Meloxicam is the common name for a drug approved for both human and veterinary use. Metacam is the veterinary formula and Mobic is the human formula. Both are NSAIDs (non-steroidal anti-inflammatory drugs) used to reduce inflammation and pain of joint diseases and muscle injuries. While Mobic and Metacam are actually the same drug--meloxicam--they are not identical or interchangeable. Their dosages are different, and the human version should not be given to dogs, nor the dog version to humans.
Your veterinarian may prescribe Metacam, commonly given to dogs to ease pain immediately after surgery. It is also used to reduce fever and as a painkiller for other conditions such as arthritis, injuries, cancer and dental infections. The veterinary formula, Metacam, prescribed for patient use at home, is an oral suspension (either 1.5mg/ml or 0.5 mg/ml).
Vigorously shake the bottle of oral suspension liquid, and measure each dose carefully. Give your dog the prescribed amount once a day. The Veterinary Information Network explains that “this veterinary-approved product comes with a special dosing syringe marked to show how much to give for the pet's weight."
If you notice negative reactions to Metacam, immediately stop treatment and contact your veterinarian. Side effects include upset stomach, appetite loss, vomiting, diarrhea, constipation, dark stools or stomach ulcers. More serious side effects may involve the kidneys (increased thirst and urination) or the liver (jaundiced gums, skin, eyes). Signs of overdose and toxicity are pale gums, lethargy, shedding, lack of coordination, seizures, increased respiration and behavioral changes.
Observe your dog for allergic reactions such as facial swelling, hives, scratching, sudden diarrhea, vomiting, shock, seizures, pale gums, cold limbs or coma.

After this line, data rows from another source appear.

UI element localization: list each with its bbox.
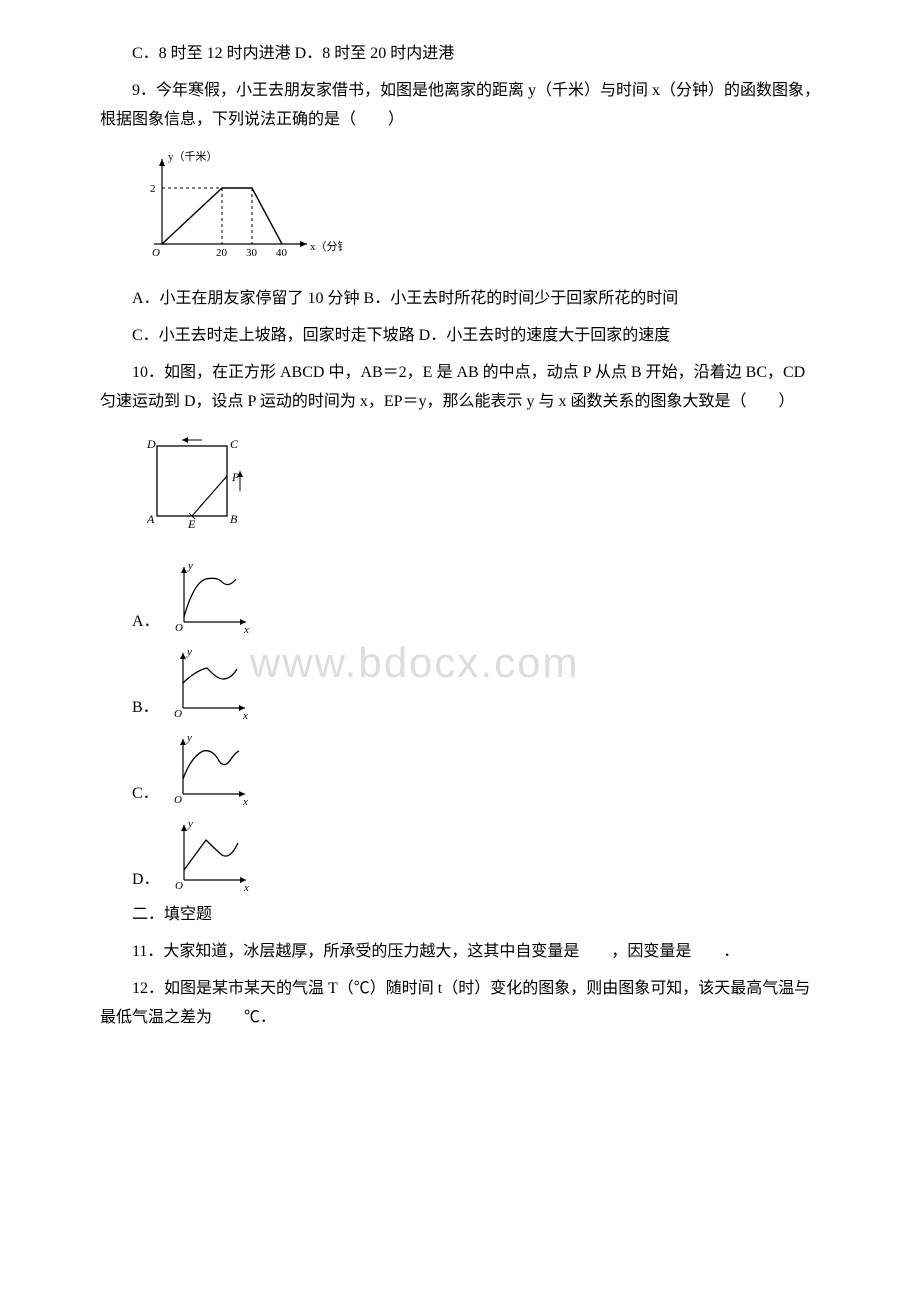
svg-text:O: O [152, 247, 160, 259]
q9-options-cd: C．小王去时走上坡路，回家时走下坡路 D．小王去时的速度大于回家的速度 [100, 322, 820, 351]
q12-stem: 12．如图是某市某天的气温 T（℃）随时间 t（时）变化的图象，则由图象可知，该… [100, 975, 820, 1033]
svg-text:40: 40 [276, 247, 288, 259]
svg-text:A: A [146, 512, 155, 526]
svg-text:30: 30 [246, 247, 258, 259]
svg-text:O: O [174, 708, 182, 720]
option-c-label: C． [132, 780, 159, 809]
q9-stem: 9．今年寒假，小王去朋友家借书，如图是他离家的距离 y（千米）与时间 x（分钟）… [100, 77, 820, 135]
q10-option-a: A． O x y [132, 557, 820, 637]
svg-text:O: O [175, 622, 183, 634]
q9-options-ab: A．小王在朋友家停留了 10 分钟 B．小王去时所花的时间少于回家所花的时间 [100, 285, 820, 314]
q10-stem: 10．如图，在正方形 ABCD 中，AB＝2，E 是 AB 的中点，动点 P 从… [100, 359, 820, 417]
q10-option-c: C． O x y [132, 729, 820, 809]
option-b-label: B． [132, 694, 159, 723]
option-a-label: A． [132, 608, 160, 637]
q10-square-figure: D C A B E P [132, 426, 820, 547]
svg-text:2: 2 [150, 183, 156, 195]
option-d-label: D． [132, 866, 160, 895]
svg-text:20: 20 [216, 247, 228, 259]
section-2-heading: 二．填空题 [100, 901, 820, 930]
svg-text:y（千米）: y（千米） [168, 150, 218, 163]
svg-text:y: y [187, 818, 193, 830]
svg-text:y: y [186, 646, 192, 658]
svg-text:y: y [186, 732, 192, 744]
svg-text:D: D [146, 437, 156, 451]
svg-text:O: O [175, 880, 183, 892]
svg-text:x: x [242, 710, 248, 722]
svg-text:C: C [230, 437, 239, 451]
svg-text:x: x [242, 796, 248, 808]
q11-stem: 11．大家知道，冰层越厚，所承受的压力越大，这其中自变量是 ，因变量是 ． [100, 938, 820, 967]
svg-text:x: x [243, 624, 249, 636]
svg-text:x: x [243, 882, 249, 894]
svg-text:O: O [174, 794, 182, 806]
q8-options-cd: C．8 时至 12 时内进港 D．8 时至 20 时内进港 [100, 40, 820, 69]
q10-option-b: B． O x y [132, 643, 820, 723]
svg-text:y: y [187, 560, 193, 572]
svg-text:x（分钟）: x（分钟） [310, 239, 342, 253]
q9-figure: O y（千米） x（分钟） 2 20 30 40 [132, 144, 820, 275]
svg-text:B: B [230, 512, 238, 526]
q10-option-d: D． O x y [132, 815, 820, 895]
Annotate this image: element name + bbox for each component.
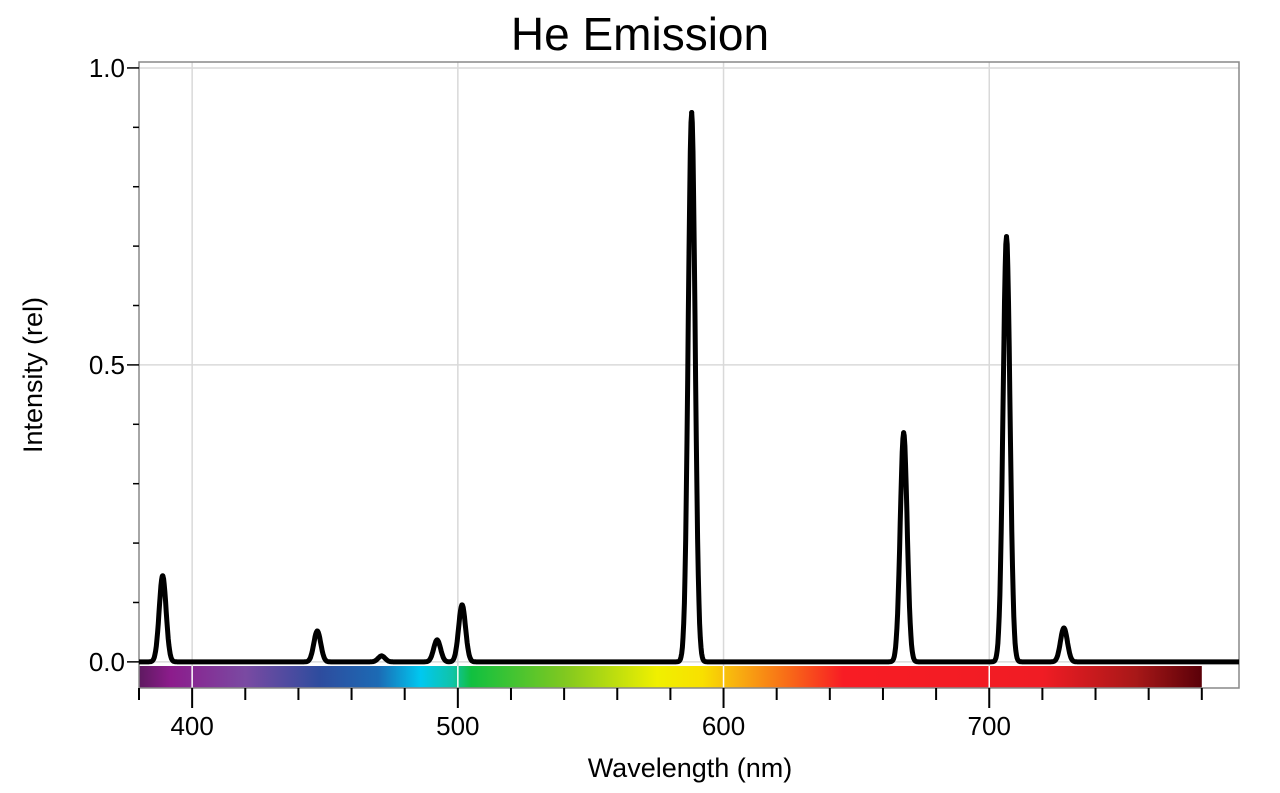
y-axis-label: Intensity (rel) <box>18 297 48 453</box>
peak-point <box>434 637 440 643</box>
spectrum-bar-gridlines <box>191 666 990 688</box>
peak-point <box>314 628 320 634</box>
peak-point <box>459 602 465 608</box>
peak-point <box>160 573 166 579</box>
y-tick-label: 0.0 <box>89 647 125 677</box>
x-tick-label: 500 <box>436 711 479 741</box>
plot-frame <box>138 61 1240 689</box>
emission-spectrum-line <box>137 110 1241 665</box>
y-tick-label: 1.0 <box>89 53 125 83</box>
y-tick-label: 0.5 <box>89 350 125 380</box>
peak-point <box>901 430 907 436</box>
peak-point <box>689 109 695 115</box>
peak-point <box>1004 234 1010 240</box>
axes: 400 500 600 700 0.0 0.5 1.0 <box>89 53 1203 741</box>
peak-point <box>379 653 385 659</box>
x-tick-label: 600 <box>702 711 745 741</box>
x-tick-label: 400 <box>170 711 213 741</box>
x-tick-label: 700 <box>968 711 1011 741</box>
peak-point <box>1061 625 1067 631</box>
peak-points <box>160 109 1067 659</box>
chart-title: He Emission <box>511 8 769 60</box>
x-axis-label: Wavelength (nm) <box>588 753 793 783</box>
visible-spectrum-bar <box>139 666 1202 688</box>
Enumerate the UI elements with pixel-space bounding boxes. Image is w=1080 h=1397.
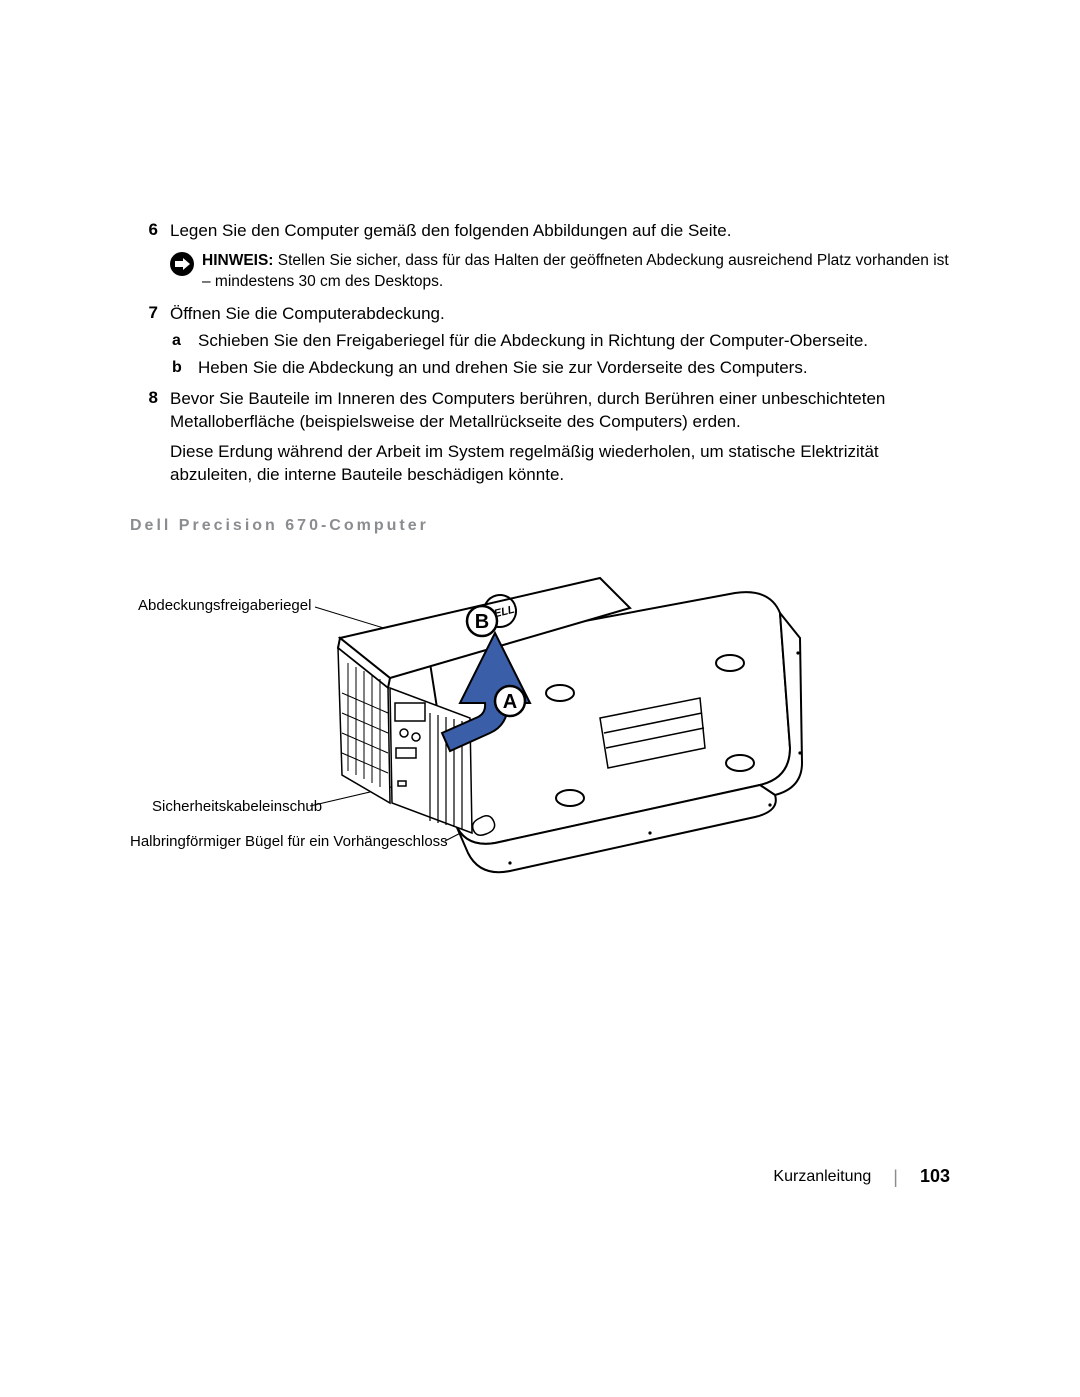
step-7-body: Öffnen Sie die Computerabdeckung. a Schi… [170, 303, 950, 380]
computer-figure: Abdeckungsfreigaberiegel Sicherheitskabe… [130, 553, 860, 893]
step-7-number: 7 [130, 303, 170, 323]
step-7: 7 Öffnen Sie die Computerabdeckung. a Sc… [130, 303, 950, 380]
page-footer: Kurzanleitung | 103 [773, 1166, 950, 1187]
step-7a: a Schieben Sie den Freigaberiegel für di… [170, 330, 950, 353]
section-title: Dell Precision 670-Computer [130, 517, 950, 535]
step-8-body: Bevor Sie Bauteile im Inneren des Comput… [170, 388, 950, 488]
footer-page-number: 103 [920, 1166, 950, 1187]
notice-text: HINWEIS: Stellen Sie sicher, dass für da… [202, 251, 950, 293]
notice-lead: HINWEIS: [202, 252, 273, 269]
step-7b-text: Heben Sie die Abdeckung an und drehen Si… [198, 357, 950, 380]
step-8-p1: Bevor Sie Bauteile im Inneren des Comput… [170, 388, 950, 434]
footer-separator: | [893, 1168, 898, 1186]
figure-label-a: A [503, 691, 517, 713]
step-7b-letter: b [170, 357, 198, 379]
step-6-number: 6 [130, 220, 170, 240]
footer-title: Kurzanleitung [773, 1168, 871, 1186]
step-8: 8 Bevor Sie Bauteile im Inneren des Comp… [130, 388, 950, 488]
step-7a-text: Schieben Sie den Freigaberiegel für die … [198, 330, 950, 353]
figure-label-b: B [475, 611, 489, 633]
notice-arrow-icon [170, 252, 194, 276]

Human vs. Veterinary Meloxicam
Give your dog veterinary meloxicam (Metacam), not Mobic or generic human meloxicam. Some veterinarians may prescribe Mobic tablets over Metacam oral suspension, because it can be less expensive for people with larger canines, but because one quarter of a 7.5 mg tablet (lowest human dose) is more than enough to treat a 45-pound dog, tablets are inappropriate for small dogs. According to Wendy C. Brooks, DVM, “... human strength pills will be too strong except in very large dogs. It is important not to use human medications on pets unless your veterinarian has provided detailed dosing instructions.”
Do your research before giving your dog any medication. Dr. C. Adams, DVM, of Lone Oak Vet Clinic, warns against using human meloxicam for dogs: “In a study of the adverse effects of Meloxicam, the only fatalities were in dogs that received the human form of [the drug]. ... The fatalities were caused by perforating stomach ulcers due to high overdosages of meloxicam.”
Always read drug labels and ask your veterinarian any questions you might have.